In low-income cities, the effect of PM 2.5 pollution is high due to high urban air pollution. Even at very low concentrations, PM 2.5 (particles with an aerodynamic diameter less than 2.5 µm) pollution has health consequences. Air filtration is one of the best remedies to tackle such problems and maintain a clean environment for humans. Among the available air filter materials, fiber-based air filters have proven to be the most potentially effective treatment, due to their high porosity, high surface area, lightweight, etc.

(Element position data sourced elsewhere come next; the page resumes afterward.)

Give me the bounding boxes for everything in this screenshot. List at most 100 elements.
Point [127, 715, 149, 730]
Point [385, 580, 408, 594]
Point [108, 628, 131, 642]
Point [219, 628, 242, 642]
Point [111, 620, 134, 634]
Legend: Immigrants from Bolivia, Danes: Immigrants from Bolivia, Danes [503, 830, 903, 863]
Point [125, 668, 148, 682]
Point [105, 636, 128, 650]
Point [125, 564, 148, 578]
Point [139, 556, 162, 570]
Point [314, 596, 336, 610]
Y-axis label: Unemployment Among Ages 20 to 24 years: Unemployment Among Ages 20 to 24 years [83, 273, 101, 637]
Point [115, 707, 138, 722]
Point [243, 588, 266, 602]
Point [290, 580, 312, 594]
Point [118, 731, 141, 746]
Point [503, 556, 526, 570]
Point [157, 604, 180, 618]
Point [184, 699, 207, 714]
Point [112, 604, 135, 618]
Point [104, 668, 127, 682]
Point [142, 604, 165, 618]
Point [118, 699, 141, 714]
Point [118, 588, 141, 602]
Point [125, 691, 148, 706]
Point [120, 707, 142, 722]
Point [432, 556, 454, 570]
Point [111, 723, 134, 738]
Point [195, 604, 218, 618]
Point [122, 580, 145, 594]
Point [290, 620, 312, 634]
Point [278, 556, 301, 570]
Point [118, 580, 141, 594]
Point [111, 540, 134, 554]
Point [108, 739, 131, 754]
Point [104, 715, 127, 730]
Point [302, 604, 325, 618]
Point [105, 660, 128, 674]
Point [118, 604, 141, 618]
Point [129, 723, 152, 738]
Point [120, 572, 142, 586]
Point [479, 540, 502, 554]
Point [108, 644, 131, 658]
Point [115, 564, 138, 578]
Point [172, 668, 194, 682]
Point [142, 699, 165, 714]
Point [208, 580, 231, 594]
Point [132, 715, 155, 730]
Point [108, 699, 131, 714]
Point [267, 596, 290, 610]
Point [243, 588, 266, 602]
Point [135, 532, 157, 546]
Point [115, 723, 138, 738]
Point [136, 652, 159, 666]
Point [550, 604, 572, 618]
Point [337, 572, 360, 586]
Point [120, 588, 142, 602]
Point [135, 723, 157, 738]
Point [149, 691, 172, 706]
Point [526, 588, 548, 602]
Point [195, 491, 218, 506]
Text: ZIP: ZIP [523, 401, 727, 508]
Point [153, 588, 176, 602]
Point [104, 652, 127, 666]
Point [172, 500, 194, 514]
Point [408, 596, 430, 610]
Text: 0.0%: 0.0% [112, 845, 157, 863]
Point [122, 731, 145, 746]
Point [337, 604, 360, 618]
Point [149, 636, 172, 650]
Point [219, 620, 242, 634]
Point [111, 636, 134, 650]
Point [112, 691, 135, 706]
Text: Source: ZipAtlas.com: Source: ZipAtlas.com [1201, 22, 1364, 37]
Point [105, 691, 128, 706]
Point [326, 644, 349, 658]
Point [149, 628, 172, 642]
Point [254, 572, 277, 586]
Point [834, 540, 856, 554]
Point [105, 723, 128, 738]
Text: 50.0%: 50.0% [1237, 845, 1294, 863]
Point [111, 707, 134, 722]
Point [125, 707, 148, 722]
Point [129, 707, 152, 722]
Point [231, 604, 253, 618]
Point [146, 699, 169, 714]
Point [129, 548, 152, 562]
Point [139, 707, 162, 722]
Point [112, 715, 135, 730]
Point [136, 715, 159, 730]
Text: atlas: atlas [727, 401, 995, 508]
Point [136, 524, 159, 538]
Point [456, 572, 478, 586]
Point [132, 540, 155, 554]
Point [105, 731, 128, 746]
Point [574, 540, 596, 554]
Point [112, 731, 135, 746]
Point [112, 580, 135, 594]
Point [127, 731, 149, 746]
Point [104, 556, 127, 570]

This study relies on a careful design that blends PAN and PVP fibers. The resultant nanofiber material is utilized to overcome the low air pressure resistance issue with high filtration efficiency. Large-scale free-standing nanofibers were obtained by a simple peeling-off process. The morphology, chemical interaction between the filter media and PM pollutant; and filtration properties were investigated. Compared to commercial mask, the semi- high-efficiency particulate air (HEPA) filter media, PAN/PVP filter medium showed superior performance in PM 2.5 filtration. Furthermore, the intermolecular interactions between PMs and nanofibers were analyzed by DFT calculations. With constant optimization of synthesis conditions, the synthesized air filters achieved high filtration efficiency for PM removal and showed great potential for practical application.

Abstract of the Research

Particulate matter (PM) in air frequently poses a serious threat to human health. Smaller PM can easily enter into the alveolus and blood vessels with airflow. This work reports the first polyacrylonitrile (PAN)/polyvinylpyrrolidone (PVP) polymer blend nanofiber filter media for effectively capturing PM. Density functional theory (DFT) calculations are used to investigate the effect of the blending of two polymers on the dipole moment and the electrostatic potential. Based on the DFT calculations of the intermolecular interactions between nanofibers and PM, the PAN/PVP heteromolecular percentage is considered for experimental synthesis, which can provide better performance in the filtration of pollutants. The composite PAN/PVP fiber network was successfully developed and optimized to cope with complex environments during the actual filtration process. The role of the blending ratio of PAN and PVP in wt % was explored on PM 2.5 capture, and the refined ratio overcame the conflict between high filtration efficiency and low air pressure resistance. The air filter medium PAN/PVP (6:2) possesses an extremely high air filtration efficiency of 92% under a very low pressure drop of 18 Pa for a 0.5 g m–2 basis weight. Both polar and nonpolar functional groups in blend nanofibers promoted significantly the electrostatic attraction and improved the filtration efficiency under static and dynamic airflow. The PAN/PVP nanofiber membranes maintain outstanding air filtration under different temperature and humidity conditions. This study will shed light on the fabrication of high-efficiency low-basis weight nanofiber filter media as an end product.